DESCRIPTION (provided by applicant): Alzheimer's disease (AD) is the most common form of dementia in the elderly and is characterized by distinct neuropathological lesions, including senile plaques and neurofibrillary tangles that are used to confirm the diagnosis of AD. The development of APP transgenic (APP/Tg) mice that develop AD-like Abeta plaques provide powerful experimental models in which to test hypotheses on the mechanisms underlying the onset and the progression of AD, as well as potential therapeutic approaches. Immunization of APP/Tg mice with fibrillar Abeta42 induces anti- Abeta antibodies that block deposition and promoted clearance of existing Aa deposits in the APP/Tg mouse brain. In addition, immunization with Ap appears to protect mice from behavioral deficits that occur in aging APP/Tg mice. The failure of the first clinical trial has encouraged us to pursue alternative immunization strategies using Abeta as an immunogen and "molecular adjutants" that utilize the innate immune system to amplify and target the immune response against Ap. We have adopted a fourfold strategy (4 Aims) for developing a safe and effective Abeta immunotherapy: 1) To reduce the probability of generating non-functional auto-antibodies that may contribute to an adverse immune response and to generate potentially therapeutic antibodies, we propose to prepare chimeric immunogens that possess self-B, but non-self T cell epitope of Abeta42; 2) To eliminate the possibility of generation of auto-reactive T cells and to provide adequate T cell help for antibody production, we propose to remove the self- Abeta T cell epitope and engineer a promiscuous foreign T cell epitope into the chimeric immunogen; 3) To further avoid the possibility of generation of potentially dangerous Th-1 mediated proinflammatory responses and to polarize T cell response towards Th-2 phenotype, we propose to use molecular adjutants derived from the components of the innate immune system; 4) To generate potent anti-a-amyloid antibodies in APP/Tg mice, we propose to immunize novel 3xTg-AD, as well as Tg-SwDI mice with protein, DNA or a combination of these vaccines composed of 2 copies of the strong self-B cell epitope of Abeta42 (2 Aa1-11) and the strong promiscuous foreign T cell epitope, PADRE. We believe that this approach will provide a more comprehensive assessment of the overall efficacy of immunotherapy as a potential clinical approach for treating AD.

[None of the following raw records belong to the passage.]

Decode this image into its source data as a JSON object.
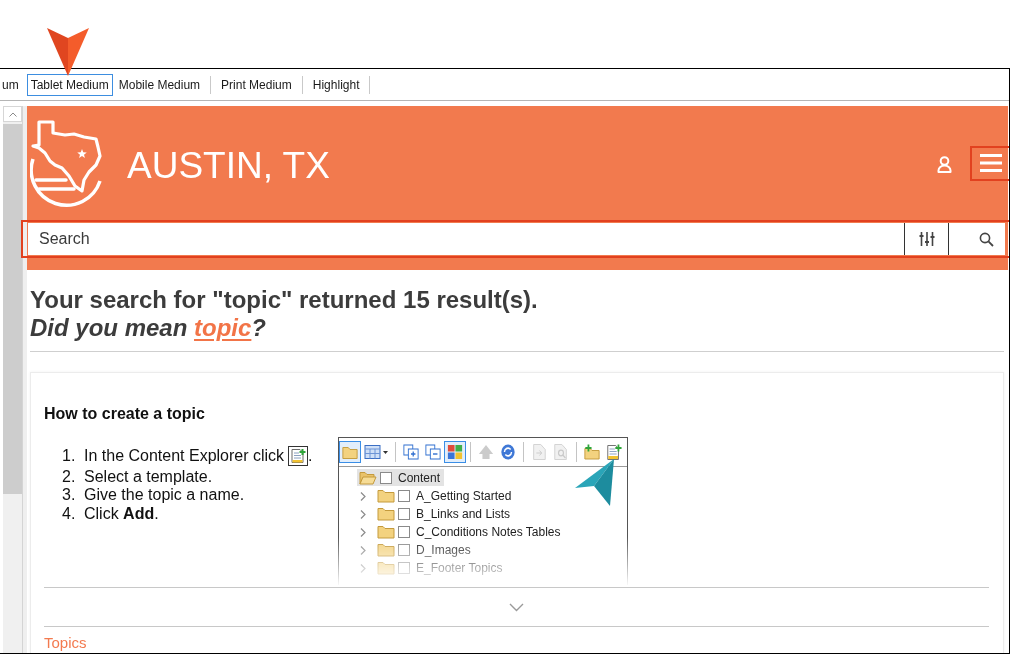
{
  "toolbar": {
    "tabs": [
      {
        "label": "um",
        "selected": false
      },
      {
        "label": "Tablet Medium",
        "selected": true
      },
      {
        "label": "Mobile Medium",
        "selected": false
      },
      {
        "label": "Print Medium",
        "selected": false
      },
      {
        "label": "Highlight",
        "selected": false
      }
    ]
  },
  "header": {
    "title": "AUSTIN, TX"
  },
  "search": {
    "placeholder": "Search"
  },
  "results": {
    "summary": "Your search for \"topic\" returned 15 result(s).",
    "suggestion": {
      "before": "Did you mean",
      "link": "topic",
      "after": "?"
    }
  },
  "result": {
    "title": "How to create a topic",
    "steps": [
      {
        "number": "1.",
        "kind": "icon",
        "text": "In the Content Explorer click",
        "after": "."
      },
      {
        "number": "2.",
        "kind": "text",
        "text": "Select a template."
      },
      {
        "number": "3.",
        "kind": "text",
        "text": "Give the topic a name."
      },
      {
        "number": "4.",
        "kind": "text",
        "text": "Click **Add**."
      }
    ],
    "screenshot": {
      "toolbar_groups": [
        [
          {
            "kind": "folder",
            "pressed": true,
            "disabled": false
          },
          {
            "kind": "table_dropdown",
            "pressed": false,
            "disabled": false
          }
        ],
        [
          {
            "kind": "copy_add",
            "pressed": false,
            "disabled": false
          },
          {
            "kind": "copy_remove",
            "pressed": false,
            "disabled": false
          },
          {
            "kind": "color_grid",
            "pressed": true,
            "disabled": false
          }
        ],
        [
          {
            "kind": "arrow",
            "pressed": false,
            "disabled": true
          },
          {
            "kind": "sync",
            "pressed": false,
            "disabled": false
          }
        ],
        [
          {
            "kind": "document",
            "pressed": false,
            "disabled": true
          },
          {
            "kind": "document_search",
            "pressed": false,
            "disabled": true
          }
        ],
        [
          {
            "kind": "folder_add",
            "pressed": false,
            "disabled": false
          },
          {
            "kind": "topic_add",
            "pressed": false,
            "disabled": false
          }
        ]
      ],
      "tree": {
        "label": "Content",
        "selected": true,
        "checked": false,
        "expanded": true,
        "children": [
          {
            "label": "A_Getting Started",
            "selected": false,
            "checked": false,
            "expanded": false
          },
          {
            "label": "B_Links and Lists",
            "selected": false,
            "checked": false,
            "expanded": false
          },
          {
            "label": "C_Conditions Notes Tables",
            "selected": false,
            "checked": false,
            "expanded": false
          },
          {
            "label": "D_Images",
            "selected": false,
            "checked": false,
            "expanded": false
          },
          {
            "label": "E_Footer Topics",
            "selected": false,
            "checked": false,
            "expanded": false
          }
        ]
      }
    },
    "expanded": false
  },
  "accordion": {
    "title": "Topics"
  }
}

描述（由申请人提供）：阿尔茨海默病（Alzheimer's disease， AD）是老年人最常见的痴呆形式，其特征是明显的神经病理病变，包括老年斑和神经原纤维缠结，可用于确认AD的诊断。APP转基因（APP/Tg）小鼠产生AD样β斑块的发展提供了强大的实验模型，用于测试AD发病和进展机制的假设，以及潜在的治疗方法。用纤原Abeta42免疫APP/Tg小鼠可诱导抗Abeta抗体，阻断沉积，促进APP/Tg小鼠脑内已有Aa沉积的清除。此外，Ap免疫似乎可以保护小鼠免受衰老APP/Tg小鼠的行为缺陷。第一次临床试验的失败促使我们寻求使用Abeta作为免疫原和“分子佐剂”的替代免疫策略，利用先天免疫系统来放大和靶向针对Ap的免疫反应。我们采用了四种策略（4个目标）来开发安全有效的Abeta免疫疗法：1)为了减少产生可能导致不良免疫反应的非功能性自身抗体的可能性，并产生潜在的治疗性抗体，我们建议制备具有Abeta42的自身b细胞而非自身T细胞表位的嵌合免疫原；2)为了消除自身反应性T细胞产生的可能性，并为抗体的产生提供足够的T细胞帮助，我们建议去除自身- β T细胞表位，并将混杂的外来T细胞表位植入嵌合免疫原中；3)为了进一步避免产生潜在危险的Th-1介导的促炎反应的可能性，并使T细胞对Th-2表型的反应极化，我们建议使用来自先天免疫系统成分的分子佐剂；4)为了在APP/Tg小鼠中产生有效的抗a-淀粉样蛋白抗体，我们提出用由2拷贝Abeta42强自身b细胞表位（2 a1-11）和强混杂外源T细胞表位PADRE组成的蛋白质、DNA或组合疫苗免疫新型3xTg-AD和Tg- swdi小鼠。我们相信，这种方法将为免疫疗法作为治疗AD的潜在临床方法的整体疗效提供更全面的评估。